Un'altra moralità, cioè, radicatamante speculare a quella che i filosofi non pragmatici chiamano universale. La insegnava Macchiavelli al suo Principe perché fosse volta a volta volpe o leone, la praticava Bonaparte squilibrando i due piatti di quella nota simbolica bilancia col filo della spada, la adottò passo dopo passo Mussolini sino a littorio e disastroso totalitarsmo. Erano un'umanità superiore gli ariani ed erano una categoria inferiore gli ebrei, così come c'è oggi chi dichiara essere semplici e preferibilmente inautonome "categorie altre" le donne, oppure la magistratura (salvo rivestire ciò di disponibilità ipocritamente retoriche). Si è fatto molto, in questi anni, là dove risiedeva potere decisionale perché questa moralità inversa prevalesse, perché cioè nella testa della gente molto o almeno qualcosa cambiasse, perché pian piano si operasse tutta una serie di sostituzioni di valori. E' questo che è avvenuto, è questo che al film di Moretti offre materia ed esso pone in luce.

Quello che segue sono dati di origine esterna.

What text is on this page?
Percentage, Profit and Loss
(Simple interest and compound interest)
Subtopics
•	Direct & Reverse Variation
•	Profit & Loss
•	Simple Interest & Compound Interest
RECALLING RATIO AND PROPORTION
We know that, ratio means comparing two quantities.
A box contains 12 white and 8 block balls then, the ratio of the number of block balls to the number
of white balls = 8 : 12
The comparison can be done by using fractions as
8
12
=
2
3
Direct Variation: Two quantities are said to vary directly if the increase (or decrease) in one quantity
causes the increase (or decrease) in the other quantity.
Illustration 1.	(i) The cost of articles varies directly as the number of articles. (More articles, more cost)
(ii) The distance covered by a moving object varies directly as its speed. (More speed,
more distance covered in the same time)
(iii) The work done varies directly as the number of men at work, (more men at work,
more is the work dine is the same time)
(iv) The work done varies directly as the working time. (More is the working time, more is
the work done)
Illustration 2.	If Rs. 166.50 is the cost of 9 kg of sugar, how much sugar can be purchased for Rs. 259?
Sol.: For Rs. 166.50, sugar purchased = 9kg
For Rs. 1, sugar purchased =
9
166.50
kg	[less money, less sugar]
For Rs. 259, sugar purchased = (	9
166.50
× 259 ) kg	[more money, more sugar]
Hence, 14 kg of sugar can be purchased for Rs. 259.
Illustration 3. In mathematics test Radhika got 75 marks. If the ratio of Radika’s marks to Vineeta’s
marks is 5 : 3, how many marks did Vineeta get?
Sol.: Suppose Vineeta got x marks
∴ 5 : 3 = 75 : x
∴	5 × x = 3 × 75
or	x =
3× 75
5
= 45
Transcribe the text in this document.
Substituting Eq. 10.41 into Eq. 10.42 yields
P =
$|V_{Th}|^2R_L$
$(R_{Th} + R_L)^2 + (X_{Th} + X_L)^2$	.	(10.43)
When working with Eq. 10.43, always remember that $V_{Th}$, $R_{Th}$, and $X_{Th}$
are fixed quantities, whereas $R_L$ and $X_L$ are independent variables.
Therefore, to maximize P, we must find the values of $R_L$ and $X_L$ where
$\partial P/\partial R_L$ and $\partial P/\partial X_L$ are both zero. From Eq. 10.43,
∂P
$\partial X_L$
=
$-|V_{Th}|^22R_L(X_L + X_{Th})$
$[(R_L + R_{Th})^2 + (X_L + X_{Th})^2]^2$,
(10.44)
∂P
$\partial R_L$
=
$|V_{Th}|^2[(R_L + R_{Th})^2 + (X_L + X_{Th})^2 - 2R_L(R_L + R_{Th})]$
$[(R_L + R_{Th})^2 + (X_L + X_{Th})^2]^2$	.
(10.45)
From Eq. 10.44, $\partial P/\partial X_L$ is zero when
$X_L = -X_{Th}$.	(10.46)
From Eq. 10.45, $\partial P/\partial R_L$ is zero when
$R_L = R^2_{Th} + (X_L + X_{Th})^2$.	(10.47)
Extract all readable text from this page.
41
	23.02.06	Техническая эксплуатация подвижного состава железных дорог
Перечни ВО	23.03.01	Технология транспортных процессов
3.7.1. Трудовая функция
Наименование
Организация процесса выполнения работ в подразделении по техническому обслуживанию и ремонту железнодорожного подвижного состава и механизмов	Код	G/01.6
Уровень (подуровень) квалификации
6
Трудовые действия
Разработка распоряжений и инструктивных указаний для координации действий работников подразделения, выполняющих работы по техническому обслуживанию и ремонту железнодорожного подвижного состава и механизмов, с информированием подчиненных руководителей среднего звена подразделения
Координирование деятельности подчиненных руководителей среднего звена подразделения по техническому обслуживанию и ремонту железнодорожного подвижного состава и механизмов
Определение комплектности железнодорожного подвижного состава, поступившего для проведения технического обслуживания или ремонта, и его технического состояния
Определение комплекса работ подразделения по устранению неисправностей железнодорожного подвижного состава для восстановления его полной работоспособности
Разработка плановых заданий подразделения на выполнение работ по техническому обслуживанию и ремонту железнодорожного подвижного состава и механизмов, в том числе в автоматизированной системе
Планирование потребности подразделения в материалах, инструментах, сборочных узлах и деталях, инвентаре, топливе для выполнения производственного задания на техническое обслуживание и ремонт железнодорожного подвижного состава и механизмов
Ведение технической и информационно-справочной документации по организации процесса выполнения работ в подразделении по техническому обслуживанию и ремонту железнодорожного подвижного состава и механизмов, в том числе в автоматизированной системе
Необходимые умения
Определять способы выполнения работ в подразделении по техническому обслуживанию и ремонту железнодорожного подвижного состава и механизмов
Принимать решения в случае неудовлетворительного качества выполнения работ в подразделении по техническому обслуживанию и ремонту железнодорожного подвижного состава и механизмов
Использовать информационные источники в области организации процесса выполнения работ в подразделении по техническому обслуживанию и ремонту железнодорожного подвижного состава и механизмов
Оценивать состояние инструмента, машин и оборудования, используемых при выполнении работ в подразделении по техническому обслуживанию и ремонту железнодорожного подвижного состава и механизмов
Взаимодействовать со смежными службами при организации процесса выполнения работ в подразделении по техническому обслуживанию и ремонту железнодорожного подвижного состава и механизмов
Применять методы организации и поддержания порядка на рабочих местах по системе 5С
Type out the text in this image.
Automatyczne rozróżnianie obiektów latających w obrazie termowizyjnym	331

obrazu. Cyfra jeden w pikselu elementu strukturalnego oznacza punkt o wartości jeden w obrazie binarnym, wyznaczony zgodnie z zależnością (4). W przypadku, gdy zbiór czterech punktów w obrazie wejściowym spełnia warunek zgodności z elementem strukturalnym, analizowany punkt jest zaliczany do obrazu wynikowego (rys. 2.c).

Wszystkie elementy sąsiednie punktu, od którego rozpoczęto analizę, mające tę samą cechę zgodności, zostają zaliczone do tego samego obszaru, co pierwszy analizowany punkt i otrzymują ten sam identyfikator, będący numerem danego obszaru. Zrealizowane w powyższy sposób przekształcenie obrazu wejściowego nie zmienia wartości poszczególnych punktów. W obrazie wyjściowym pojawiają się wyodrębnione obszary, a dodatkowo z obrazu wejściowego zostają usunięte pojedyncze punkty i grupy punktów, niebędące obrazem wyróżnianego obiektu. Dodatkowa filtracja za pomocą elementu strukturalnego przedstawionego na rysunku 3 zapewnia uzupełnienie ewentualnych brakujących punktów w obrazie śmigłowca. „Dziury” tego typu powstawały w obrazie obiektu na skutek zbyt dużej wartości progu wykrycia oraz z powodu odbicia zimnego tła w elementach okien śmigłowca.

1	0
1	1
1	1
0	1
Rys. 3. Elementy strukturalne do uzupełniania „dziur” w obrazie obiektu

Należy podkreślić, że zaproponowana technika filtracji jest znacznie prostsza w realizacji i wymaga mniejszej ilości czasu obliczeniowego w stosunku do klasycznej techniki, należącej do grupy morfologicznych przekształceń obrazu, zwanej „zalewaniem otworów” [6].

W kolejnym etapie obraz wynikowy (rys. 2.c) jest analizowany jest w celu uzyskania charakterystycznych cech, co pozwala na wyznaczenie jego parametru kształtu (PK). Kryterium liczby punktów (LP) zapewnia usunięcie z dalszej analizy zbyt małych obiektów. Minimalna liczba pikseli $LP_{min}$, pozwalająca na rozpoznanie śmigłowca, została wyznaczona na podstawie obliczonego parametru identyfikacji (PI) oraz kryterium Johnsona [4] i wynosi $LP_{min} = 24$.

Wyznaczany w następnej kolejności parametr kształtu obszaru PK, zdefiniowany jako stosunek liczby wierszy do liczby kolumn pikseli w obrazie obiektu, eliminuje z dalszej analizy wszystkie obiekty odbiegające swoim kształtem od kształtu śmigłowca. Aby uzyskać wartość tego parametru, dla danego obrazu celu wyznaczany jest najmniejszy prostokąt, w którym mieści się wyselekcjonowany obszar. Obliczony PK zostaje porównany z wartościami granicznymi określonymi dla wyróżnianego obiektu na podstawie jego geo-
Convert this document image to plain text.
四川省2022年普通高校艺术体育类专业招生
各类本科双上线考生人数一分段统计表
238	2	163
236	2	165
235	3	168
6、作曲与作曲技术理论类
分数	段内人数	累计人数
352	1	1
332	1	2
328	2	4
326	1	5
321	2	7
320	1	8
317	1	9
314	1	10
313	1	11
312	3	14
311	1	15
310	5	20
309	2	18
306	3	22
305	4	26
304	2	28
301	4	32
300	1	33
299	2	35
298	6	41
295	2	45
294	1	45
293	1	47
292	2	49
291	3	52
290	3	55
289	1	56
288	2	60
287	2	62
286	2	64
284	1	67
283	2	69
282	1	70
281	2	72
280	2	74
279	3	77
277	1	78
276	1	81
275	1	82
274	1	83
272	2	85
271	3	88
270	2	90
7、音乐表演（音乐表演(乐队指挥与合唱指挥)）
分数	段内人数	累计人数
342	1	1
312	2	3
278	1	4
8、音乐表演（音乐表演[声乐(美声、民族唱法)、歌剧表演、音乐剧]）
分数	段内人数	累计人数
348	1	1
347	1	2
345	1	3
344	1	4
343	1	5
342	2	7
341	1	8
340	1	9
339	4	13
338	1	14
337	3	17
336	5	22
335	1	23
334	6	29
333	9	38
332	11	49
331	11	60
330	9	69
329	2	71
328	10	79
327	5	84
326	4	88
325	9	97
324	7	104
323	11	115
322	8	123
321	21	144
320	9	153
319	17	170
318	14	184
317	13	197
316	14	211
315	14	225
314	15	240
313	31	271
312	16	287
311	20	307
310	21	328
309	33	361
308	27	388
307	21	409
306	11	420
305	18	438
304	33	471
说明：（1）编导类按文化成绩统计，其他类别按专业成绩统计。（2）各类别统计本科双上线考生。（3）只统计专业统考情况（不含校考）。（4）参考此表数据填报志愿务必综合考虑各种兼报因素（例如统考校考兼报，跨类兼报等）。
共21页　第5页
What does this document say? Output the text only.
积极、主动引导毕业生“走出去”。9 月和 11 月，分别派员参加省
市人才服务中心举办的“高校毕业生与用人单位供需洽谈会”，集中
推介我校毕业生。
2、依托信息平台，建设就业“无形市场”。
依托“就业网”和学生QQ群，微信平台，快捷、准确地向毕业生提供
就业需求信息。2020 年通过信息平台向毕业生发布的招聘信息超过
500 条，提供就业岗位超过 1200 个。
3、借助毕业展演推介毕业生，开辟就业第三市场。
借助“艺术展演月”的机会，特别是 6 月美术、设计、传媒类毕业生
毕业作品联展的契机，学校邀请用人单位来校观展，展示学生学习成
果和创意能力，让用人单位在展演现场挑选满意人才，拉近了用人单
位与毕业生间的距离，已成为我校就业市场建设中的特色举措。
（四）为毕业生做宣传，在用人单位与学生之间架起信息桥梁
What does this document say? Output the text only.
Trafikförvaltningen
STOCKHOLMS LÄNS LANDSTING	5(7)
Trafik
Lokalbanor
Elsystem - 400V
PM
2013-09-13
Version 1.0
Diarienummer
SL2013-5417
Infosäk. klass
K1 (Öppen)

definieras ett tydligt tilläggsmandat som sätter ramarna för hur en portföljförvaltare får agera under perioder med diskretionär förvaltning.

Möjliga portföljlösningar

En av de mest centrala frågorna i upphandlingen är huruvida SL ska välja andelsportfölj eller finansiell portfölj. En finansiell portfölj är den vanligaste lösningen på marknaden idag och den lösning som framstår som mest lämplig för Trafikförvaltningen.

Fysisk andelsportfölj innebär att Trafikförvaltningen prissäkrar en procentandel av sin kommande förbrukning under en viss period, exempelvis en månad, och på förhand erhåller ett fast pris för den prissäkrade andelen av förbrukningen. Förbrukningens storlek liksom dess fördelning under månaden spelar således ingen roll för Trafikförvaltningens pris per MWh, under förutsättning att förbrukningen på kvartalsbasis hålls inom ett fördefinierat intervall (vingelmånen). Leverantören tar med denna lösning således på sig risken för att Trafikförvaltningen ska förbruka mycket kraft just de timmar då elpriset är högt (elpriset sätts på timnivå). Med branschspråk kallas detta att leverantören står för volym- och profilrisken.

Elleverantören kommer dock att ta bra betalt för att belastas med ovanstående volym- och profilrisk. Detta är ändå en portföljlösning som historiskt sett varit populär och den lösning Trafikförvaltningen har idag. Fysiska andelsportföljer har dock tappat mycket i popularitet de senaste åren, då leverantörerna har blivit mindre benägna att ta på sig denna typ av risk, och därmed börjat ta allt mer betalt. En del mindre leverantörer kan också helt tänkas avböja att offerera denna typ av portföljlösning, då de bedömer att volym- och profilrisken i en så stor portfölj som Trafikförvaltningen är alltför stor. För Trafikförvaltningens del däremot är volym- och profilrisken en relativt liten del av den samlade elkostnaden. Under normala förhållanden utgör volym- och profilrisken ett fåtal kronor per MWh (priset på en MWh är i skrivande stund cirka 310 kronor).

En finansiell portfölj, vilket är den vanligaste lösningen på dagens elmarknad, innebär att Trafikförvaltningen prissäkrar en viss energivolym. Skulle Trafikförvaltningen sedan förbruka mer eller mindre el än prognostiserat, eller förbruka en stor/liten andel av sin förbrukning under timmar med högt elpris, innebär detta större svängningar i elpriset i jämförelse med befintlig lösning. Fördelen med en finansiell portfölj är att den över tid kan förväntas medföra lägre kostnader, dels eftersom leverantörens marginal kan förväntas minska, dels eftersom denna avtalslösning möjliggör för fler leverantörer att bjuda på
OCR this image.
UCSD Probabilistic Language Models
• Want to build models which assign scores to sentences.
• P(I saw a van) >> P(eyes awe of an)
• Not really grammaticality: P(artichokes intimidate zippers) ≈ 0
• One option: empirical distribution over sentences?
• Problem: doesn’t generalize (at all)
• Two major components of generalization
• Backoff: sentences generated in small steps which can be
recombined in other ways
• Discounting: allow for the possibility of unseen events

E così assistiamo, su due piani abbinati, alla storia di un produttore cinematografico sfortunato ma anche abbastanza imbranato cui si sta sfasciando, mentre rincorre se stesso e i suoi progetti, la famiglia (la moglie gli si scosta, i figlioli cadono in confusione); diventa un precario in ogni senso, e del precariato in sé, col suo implacabile pestar acqua nel mortaio, costituisce anzi efficacissima e complessiva icona. E assistiamo, assieme a questa, all'intercalata vicenda di un Paperone politicizzato il quale, a differenza però del personaggio disneyano che conservava religiosamente la sua sudatissima prima moneta da un dollaro, aveva nella sorgente del suo passato una grandissima valigiata di soldi piovutagli inaspettatamente da un metaforico cielo. E costruisce palazzi, si fa tre televisioni, entra nell'editoria, nelle assicurazioni, nella grande distribuzione, ha non si sa quante ville, barca, elicottero ed aereoplano, vicino al vertice di graduatoria fra i più patrimonialmente e in liquidità più ricchi del mondo; ed ha anche, essendo abbastanza truffaldo, una quantità di pericolose grane con la Guardia di Finanza e con la magistratura. Allora scende in politica, trasforma la sua capillare struttura pubblicitaria in partito, costruisce di sè un ritratto che gli fa vincere le elezioni e, divenuto capo del governo, può così anche legiferare in modo da proteggersi.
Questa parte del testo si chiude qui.